Sean knew that he could be dead in a matter of seconds. Just before accepting his fate, he says he saw the words of Sir Winston Churchill, stencilled in white on the visor of his helmet. “He said the six most important words in the English language were: never, ever, ever, ever give up.”
Sean turned on his umbilical cable, determined to fight for his life. He pulled himself along the cord, one hand over the other, one foot at a time. After just managing to pull himself the 27 feet to his air-filled diving cage, Sean ripped off his helmet and sucked in the air, glad to be alive.
That was 30 years ago. And it was one of the main things that inspired him to start writing poetry. His book of poetry won the Public Speaker of the Year Award in North East Scotland in 1992.
Sean is now in his fifties and lives in Ballymun. Short, heavyset and balding. His face bears the marks of his age, but his eyes tell a different story. Although he doesn’t laugh, his eyes gleam as he remembers how the helium in his diving suit changed his voice. “Because your vocal chords are compressed, you speak like Donald Duck the whole time. It can be quite hard to attune yourself.”
While his poetry was well-received, it may never have been written at all had Sean not been forced to leave deep-sea diving. Poetry wasn’t the only result from working on the oil rigs. Despite being diagnosed otherwise, Sean believes that his near-death experience on the oil rig left him with post-traumatic stress disorder (PTSD). It wasn’t just his accident that haunted him though. The oil rig that he had nearly drowned under was Piper Alpha.
Sean was perhaps luckier than he realised to leave Piper Alpha alive. On June 6th 1988, the rig exploded. The resulting oil and gas fires claimed the lives of 167 men. In terms of lives lost, it’s the worst oil rig disaster in history.
Sean was part of the rescue team after the explosion, but as he points out, “It wasn’t actually a rescue team, it was a recovery team.” Sean had known about 40 men on Piper Alpha. He worked with many of them, and was working with local police in an attempt to identify the victims. Many were unrecognisable. “Some could only be identified by their dental records.”
Sean went to Malaysia afterwards, in an attempt to distance himself from the rig. “But I didn’t count on the nightmares,” he says darkly. “I used to wake up in bed sweating with the nightmares from Piper Alpha.”
He believes that the nightmares were a symptom of PTSD. But after experiencing an episode of elation after a diving expedition a few years later, Sean was diagnosed with bi-polar disorder and immediately deemed to be unfit for service. “I was devastated. I went from earning €120,000 a year to being on the dole. I lost contact with all my friends who meet offshore. That was the most hurtful thing.”

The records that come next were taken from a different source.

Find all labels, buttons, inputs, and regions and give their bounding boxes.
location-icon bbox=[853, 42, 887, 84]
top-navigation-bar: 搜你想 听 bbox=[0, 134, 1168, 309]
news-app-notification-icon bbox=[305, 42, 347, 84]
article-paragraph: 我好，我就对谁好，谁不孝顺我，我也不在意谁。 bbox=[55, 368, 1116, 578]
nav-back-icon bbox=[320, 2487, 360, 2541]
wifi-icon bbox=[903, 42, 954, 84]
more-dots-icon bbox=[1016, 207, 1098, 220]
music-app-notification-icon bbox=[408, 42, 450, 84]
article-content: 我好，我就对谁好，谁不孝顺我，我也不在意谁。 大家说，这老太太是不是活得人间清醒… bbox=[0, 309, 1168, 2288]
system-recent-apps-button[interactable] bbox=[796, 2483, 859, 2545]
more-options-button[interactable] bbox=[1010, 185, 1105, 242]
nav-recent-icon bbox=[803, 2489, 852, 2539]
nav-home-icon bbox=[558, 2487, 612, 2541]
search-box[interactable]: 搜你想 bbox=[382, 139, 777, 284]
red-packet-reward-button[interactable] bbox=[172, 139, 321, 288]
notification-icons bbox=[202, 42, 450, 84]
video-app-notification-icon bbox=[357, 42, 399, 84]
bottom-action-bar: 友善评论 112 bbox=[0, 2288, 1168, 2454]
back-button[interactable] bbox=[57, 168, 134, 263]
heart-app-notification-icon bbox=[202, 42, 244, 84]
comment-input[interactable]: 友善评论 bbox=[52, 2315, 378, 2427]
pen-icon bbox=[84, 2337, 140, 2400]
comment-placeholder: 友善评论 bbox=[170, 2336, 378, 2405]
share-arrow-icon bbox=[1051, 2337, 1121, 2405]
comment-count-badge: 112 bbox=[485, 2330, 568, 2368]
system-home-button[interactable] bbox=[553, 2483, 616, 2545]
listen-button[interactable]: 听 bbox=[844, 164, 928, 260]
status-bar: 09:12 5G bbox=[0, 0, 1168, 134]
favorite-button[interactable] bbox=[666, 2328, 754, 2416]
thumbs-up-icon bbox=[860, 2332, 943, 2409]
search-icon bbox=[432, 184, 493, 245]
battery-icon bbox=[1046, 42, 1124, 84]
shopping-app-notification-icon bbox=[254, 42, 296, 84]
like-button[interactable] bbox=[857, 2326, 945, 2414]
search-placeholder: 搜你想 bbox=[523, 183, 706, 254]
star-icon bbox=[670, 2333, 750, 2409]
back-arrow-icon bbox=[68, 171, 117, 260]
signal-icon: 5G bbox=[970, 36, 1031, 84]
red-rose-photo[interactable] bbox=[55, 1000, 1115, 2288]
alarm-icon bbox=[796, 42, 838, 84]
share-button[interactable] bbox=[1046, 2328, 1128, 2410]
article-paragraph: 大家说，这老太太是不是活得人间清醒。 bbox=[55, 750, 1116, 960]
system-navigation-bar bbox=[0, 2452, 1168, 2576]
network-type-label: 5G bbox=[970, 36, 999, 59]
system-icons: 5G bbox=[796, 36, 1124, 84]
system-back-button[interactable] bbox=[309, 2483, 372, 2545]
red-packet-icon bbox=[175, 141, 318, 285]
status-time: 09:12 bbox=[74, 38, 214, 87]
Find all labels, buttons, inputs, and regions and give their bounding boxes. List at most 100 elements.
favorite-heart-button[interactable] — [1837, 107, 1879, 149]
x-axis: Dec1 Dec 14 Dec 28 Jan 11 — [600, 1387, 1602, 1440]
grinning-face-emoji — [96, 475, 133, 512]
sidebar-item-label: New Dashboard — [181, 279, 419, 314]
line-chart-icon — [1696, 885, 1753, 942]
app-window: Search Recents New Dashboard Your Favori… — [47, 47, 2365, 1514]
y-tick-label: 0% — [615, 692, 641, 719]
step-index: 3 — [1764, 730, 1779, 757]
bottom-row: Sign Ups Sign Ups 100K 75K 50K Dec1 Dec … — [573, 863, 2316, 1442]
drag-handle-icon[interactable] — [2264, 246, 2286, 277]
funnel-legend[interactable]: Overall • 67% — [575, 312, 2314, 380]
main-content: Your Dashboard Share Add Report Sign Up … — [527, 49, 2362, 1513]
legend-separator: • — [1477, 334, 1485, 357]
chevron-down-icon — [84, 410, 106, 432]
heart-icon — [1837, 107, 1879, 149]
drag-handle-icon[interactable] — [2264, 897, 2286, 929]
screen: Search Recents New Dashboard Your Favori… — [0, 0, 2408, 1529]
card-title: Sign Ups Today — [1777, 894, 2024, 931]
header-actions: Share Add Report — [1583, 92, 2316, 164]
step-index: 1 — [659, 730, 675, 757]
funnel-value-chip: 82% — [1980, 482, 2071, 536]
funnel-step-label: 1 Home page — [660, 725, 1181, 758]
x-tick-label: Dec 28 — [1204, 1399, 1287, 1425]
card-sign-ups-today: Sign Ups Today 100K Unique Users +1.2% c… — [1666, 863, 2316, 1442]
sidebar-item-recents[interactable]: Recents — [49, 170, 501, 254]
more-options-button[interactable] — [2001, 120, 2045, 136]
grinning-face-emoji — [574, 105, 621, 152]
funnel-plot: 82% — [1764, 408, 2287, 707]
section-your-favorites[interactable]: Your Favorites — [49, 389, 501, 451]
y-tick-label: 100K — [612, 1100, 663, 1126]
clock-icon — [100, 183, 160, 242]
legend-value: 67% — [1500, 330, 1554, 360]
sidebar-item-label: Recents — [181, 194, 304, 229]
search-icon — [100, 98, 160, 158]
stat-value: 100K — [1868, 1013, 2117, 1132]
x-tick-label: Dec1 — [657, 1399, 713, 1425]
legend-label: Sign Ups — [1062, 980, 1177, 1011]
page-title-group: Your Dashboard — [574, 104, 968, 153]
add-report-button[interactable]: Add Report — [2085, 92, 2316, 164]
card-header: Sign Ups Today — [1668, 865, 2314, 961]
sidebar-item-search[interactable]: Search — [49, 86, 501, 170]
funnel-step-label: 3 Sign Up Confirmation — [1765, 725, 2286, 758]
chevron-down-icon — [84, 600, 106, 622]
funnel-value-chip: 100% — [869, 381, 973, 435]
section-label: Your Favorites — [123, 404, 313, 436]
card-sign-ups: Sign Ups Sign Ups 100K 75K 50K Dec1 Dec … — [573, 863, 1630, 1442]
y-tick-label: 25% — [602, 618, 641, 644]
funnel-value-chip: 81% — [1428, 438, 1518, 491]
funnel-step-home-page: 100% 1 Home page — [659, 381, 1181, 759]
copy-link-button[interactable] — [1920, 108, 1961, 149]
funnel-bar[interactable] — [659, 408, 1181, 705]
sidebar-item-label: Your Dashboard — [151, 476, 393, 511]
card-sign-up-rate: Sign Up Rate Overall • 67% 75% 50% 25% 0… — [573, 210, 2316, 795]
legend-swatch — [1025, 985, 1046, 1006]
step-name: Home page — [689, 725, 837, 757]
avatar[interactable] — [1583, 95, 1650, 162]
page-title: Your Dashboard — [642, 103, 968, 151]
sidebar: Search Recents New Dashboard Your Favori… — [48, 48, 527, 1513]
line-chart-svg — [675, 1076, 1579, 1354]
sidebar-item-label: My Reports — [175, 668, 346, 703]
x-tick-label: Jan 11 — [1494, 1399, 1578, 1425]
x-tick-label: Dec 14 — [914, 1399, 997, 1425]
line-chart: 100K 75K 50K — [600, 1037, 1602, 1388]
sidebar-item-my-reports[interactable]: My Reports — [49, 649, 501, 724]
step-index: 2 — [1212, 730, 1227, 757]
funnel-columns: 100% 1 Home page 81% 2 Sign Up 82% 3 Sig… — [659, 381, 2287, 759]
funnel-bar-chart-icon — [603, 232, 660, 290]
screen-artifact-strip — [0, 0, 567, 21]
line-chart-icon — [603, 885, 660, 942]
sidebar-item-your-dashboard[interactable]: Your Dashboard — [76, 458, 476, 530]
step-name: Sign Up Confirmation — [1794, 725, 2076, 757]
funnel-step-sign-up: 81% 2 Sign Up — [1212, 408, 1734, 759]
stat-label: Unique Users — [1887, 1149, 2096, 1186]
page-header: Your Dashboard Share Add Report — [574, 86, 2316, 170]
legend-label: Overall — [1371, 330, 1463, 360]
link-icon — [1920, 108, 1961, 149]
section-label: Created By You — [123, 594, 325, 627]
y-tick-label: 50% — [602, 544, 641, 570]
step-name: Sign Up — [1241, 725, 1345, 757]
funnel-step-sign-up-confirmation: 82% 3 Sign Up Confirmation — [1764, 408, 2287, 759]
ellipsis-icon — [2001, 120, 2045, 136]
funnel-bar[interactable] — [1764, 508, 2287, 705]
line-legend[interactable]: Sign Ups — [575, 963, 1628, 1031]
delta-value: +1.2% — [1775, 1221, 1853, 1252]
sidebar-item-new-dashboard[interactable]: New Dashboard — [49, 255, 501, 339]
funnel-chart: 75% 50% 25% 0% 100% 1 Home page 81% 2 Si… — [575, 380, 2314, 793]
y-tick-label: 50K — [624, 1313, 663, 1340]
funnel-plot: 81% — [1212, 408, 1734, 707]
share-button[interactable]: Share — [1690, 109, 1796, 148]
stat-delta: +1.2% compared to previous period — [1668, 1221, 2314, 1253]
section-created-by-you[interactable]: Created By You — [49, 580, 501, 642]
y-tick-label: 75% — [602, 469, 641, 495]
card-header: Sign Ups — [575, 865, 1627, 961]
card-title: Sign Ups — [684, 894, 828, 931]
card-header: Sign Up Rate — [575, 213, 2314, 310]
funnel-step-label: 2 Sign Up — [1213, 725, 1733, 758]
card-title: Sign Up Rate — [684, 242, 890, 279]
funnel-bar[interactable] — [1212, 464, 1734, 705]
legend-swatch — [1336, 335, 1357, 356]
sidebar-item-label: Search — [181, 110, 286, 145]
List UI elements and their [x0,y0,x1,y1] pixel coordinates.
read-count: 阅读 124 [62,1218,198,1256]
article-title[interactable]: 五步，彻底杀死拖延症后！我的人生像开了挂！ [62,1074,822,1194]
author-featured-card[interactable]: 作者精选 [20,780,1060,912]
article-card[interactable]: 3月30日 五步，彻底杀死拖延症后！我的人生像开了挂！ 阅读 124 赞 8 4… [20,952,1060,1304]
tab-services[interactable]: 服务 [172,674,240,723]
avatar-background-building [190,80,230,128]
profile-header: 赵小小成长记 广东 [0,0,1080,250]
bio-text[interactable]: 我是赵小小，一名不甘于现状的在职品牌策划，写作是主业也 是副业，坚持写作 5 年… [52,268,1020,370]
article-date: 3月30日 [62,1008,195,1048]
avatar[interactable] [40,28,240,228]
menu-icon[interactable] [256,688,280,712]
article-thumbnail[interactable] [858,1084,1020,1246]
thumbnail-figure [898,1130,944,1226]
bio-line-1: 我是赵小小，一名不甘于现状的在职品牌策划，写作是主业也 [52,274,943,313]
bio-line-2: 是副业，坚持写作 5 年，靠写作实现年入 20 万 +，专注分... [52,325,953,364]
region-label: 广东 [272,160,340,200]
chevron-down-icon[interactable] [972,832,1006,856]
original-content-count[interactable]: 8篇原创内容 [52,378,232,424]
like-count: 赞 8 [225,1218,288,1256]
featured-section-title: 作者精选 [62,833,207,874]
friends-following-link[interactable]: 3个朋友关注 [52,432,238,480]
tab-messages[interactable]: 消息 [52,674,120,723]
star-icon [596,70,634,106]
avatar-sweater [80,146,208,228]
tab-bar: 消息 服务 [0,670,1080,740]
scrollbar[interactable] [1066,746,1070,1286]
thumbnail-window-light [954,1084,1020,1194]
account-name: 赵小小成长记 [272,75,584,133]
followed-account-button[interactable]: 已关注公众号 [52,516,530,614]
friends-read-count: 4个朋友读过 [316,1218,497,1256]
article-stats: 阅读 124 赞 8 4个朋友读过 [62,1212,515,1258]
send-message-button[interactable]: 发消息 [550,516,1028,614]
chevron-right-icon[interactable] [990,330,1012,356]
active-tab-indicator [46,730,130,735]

Sean then came back to Ireland, where he published his first collection of poems called Celtic Ripples. After five years, he went to live in Dublin, in a bedsit in Botanic Avenue. He was treated for bi-polar disorder, but maintains that the treatment did more harm than good.
“They take someone with 5% of illness and put them in with someone with 100% of illness. You’re trying to get better as best you know how and none of it works because you’re surrounded by people who are extremely ill.”
Sean was frequently in and out of hospital afterwards. He was admitted 33 times in the space of 12 years. Once, he recalls grimly, his doctor asked him to go to hospital after he bought a pair of shoes. “She’d say: Oh Sean you’re overspending, you’ll bankrupt yourself, I think you should come into hospital for a while.”
I kept saying to them “You must be doing something wrong. You can’t hospitalise someone 33 times and think you’re doing the right thing.”
After moving to Ballymun and switching medical teams, Sean has done much better and has stayed out of hospital since leaving Botanic Avenue.
He says that psychotherapy was a big help for him. He also has neighbours who he has lived with for years and takes part in activities with other men from the Ballymun Men’s Centre. Sean is still writing poetry, but he is also no longer working. When talking about it, he says “By God I’ve earned it. I don’t apologise to anyone for the benefits I get. Thirty-three admissions earns a lot.”
It is a lot. And while it doesn’t earn much for everyone, perhaps it should.